Faz parte do folclore da família a vez em que eu, com meus 9 ou dez anos de idade, tive que me levantar na sala de aula e responder a uma pergunta da professora. Hoje, eu entendo que a pergunta (de geografia) fora normal e nenhuma intenção malévola a motivara, mas na hora não tive dúvida de que a professora a escolhera especificamente para me arrasar. Vi a fúria brilhar nos seus olhos, juro que ouvi a sua gargalhada de bruxa – coitada da dona Ilka – e senti que se organizava entre meus colegas de aula uma vaia impiedosa, fosse qual fosse minha resposta.
– Senhor Verissimo, qual é a população da China?
A população da China! Como eu ia saber a população da China? Quem sabia a população da China? De onde eu poderia tirar a população da China? Eu obviamente perdera aula em que tinham aprendido qual era a população da China. E agora? Fazer o quê?
As opções:
Fugir. Tentar chegar na porta antes da dona Ilka – que, na sua condição de bruxa, voaria até a porta e barraria meu caminho. Fingir que me dirigia para a porta mas mudar rapidamente de rumo, enganando a dona Ilka, e me atirar pela janela. A vantagem desta opção seria que eu provavelmente quebraria alguma coisa na queda pela janela, causando grande preocupação em todos, que trocariam o desprezo por mim e minha ignorância pela pena, me visitariam no hospital, etc. e esqueceriam a população da China.

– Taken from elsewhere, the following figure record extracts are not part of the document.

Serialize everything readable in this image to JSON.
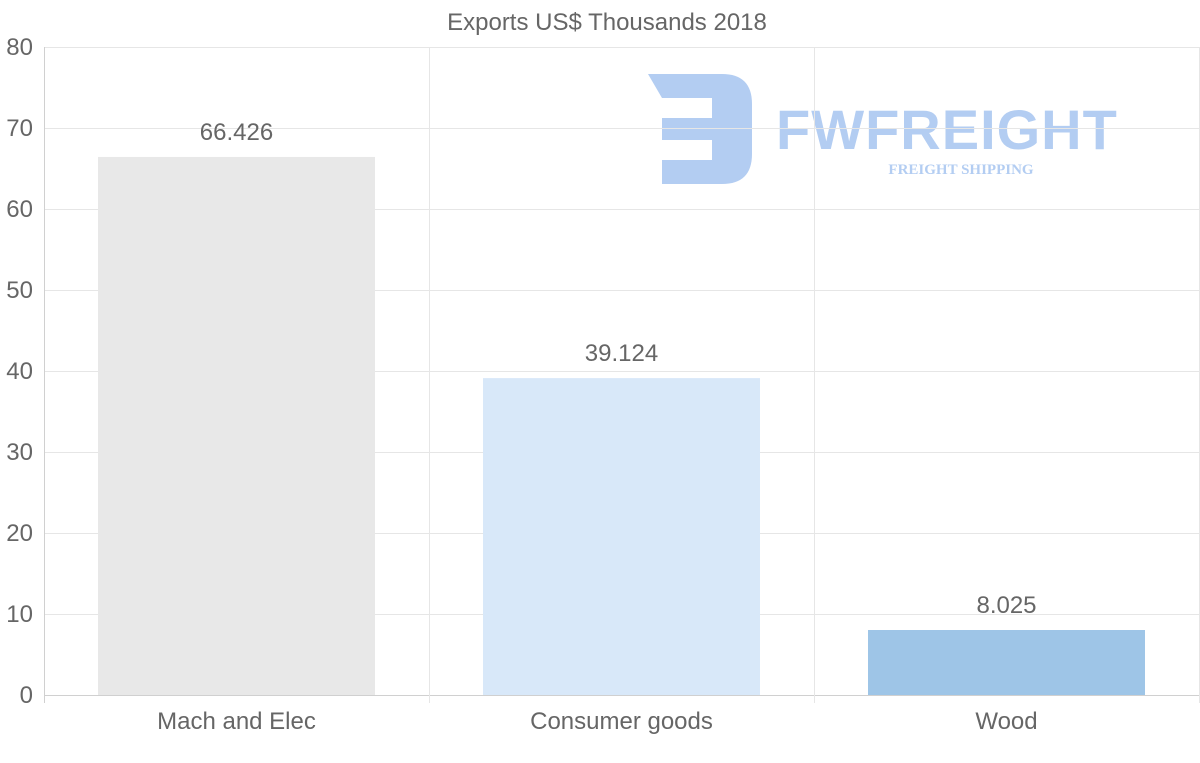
{
  "chart_data": {
    "type": "bar",
    "title": "Exports US$ Thousands 2018",
    "categories": [
      "Mach and Elec",
      "Consumer goods",
      "Wood"
    ],
    "values": [
      66.426,
      39.124,
      8.025
    ],
    "value_labels": [
      "66.426",
      "39.124",
      "8.025"
    ],
    "bar_colors": [
      "#e8e8e8",
      "#d8e8f9",
      "#9ec5e7"
    ],
    "ylim": [
      0,
      80
    ],
    "yticks": [
      "0",
      "10",
      "20",
      "30",
      "40",
      "50",
      "60",
      "70",
      "80"
    ],
    "xlabel": "",
    "ylabel": "",
    "grid": true
  },
  "watermark": {
    "brand": "FWFREIGHT",
    "tagline": "FREIGHT SHIPPING",
    "color": "#b3cdf2"
  }
}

Negociar. Pedir para falar em particular com a professora. Inventar uma história de privações e tragédias na família que me impediam de estudar, daí minha pouca informação sobre a população da China. Chorar um pouco.
Radicalizar. Pedir para falar em particular com a professora – e sequestrar a professora!
No fim, optei pela simplificação.
– Senhor Verissimo, qual é a população da China?
Respondi:
– Numerosa.
*
Me lembrei desta história porque soubemos uma do nosso neto, com oito anos. A professora perguntou quando a letra “O”, em final de palavra, tem som de “U”. Resposta dele, fiel a uma tradição da família:
– De vez em quando.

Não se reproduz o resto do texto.